Date: 01/28/2002 From: David Jeske Subject: DB performanceI just finished reading an article about how Intel's C/C++ compiler beats gcc. It reminded me of a statement I made long ago which is more true now than ever:
The software which generates binary instructions for a processor should always be written by the hardware designers
I came to this conclusion while working at 3Dfx. At the time, AMD had someone working on site to help us optimize Glide for AMD processors. He was an excellent fellow, and he really made Glide crank on AMD processors. While he was there, he spent a day giving all interested parties an "optimizing for AMD K6" seminar. I attended and learned more intracicies of the AMD processor than I would ever make use of.
At one point, he was explaining a special technique to optimize the placement of instructions in memory. In the AMD K6 processor core, several previously microcoded instructions were given fast-paths which sent them through as a single micro-op. However, due to some limitations of their instruction decoder, the instructions could only go through the fast path if they did not fall on a cacheline boundary.

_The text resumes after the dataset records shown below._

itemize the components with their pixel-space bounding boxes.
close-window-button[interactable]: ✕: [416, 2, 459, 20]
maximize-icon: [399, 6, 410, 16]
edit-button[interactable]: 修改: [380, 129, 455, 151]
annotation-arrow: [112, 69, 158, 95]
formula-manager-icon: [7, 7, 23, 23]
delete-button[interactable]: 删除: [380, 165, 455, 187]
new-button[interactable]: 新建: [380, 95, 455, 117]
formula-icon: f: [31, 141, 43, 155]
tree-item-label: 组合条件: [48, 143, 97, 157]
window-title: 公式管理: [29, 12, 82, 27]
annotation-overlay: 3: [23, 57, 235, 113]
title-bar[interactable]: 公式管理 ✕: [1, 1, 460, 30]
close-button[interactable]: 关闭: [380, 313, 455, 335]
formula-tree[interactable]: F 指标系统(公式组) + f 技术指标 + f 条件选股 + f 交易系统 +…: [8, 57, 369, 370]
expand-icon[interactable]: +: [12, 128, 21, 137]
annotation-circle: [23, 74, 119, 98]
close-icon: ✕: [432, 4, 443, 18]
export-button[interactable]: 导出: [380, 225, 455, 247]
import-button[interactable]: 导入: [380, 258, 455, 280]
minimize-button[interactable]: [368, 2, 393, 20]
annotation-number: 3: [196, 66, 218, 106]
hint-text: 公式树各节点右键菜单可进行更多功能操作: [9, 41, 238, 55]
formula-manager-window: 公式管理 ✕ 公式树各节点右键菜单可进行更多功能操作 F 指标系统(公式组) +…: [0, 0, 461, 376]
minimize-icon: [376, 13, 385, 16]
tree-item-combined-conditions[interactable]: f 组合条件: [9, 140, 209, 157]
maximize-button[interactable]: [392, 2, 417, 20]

That's a pretty technical description, but basically, if certain machine instructions were placed at certain memory locations, they ran slower than if they were placed at other memory locations. He suggested looking at the binary output of the assembler, and when the instructions were in the 'wrong place' to add nop instructions beforehand to push that instruction into a place where it could run fast.
At that point, I thought to myself about all the x86 code in the world which was being generated by compilers that didn't observe this rule; all the windows benchmarks which would be 2% slower on AMD processors, because of the lack of this single optimization. It was then that it dawned on me that we in the software industry have no business shipping optimized binaries to customers. It should be the processor designers themselves who write the rules about how instructions are generated for a particular CPU, or at least someone who is intimately familiar with the architecture. Since most software today is run on hardware that did not even exist when that software was compiled, we better find a way to stop shipping the final compiled binaries.
Today, almost three years later, people write articles, and are possibly even surprised, when Intel writes a compiler that beats other compilers. I answer this quandry by pointing out "of course Intel can write a better compiler, they designed the darn thing". The real question in my mind is why we don't have a popular software system in place so they can ALWAYS be the people generating the machine instructions.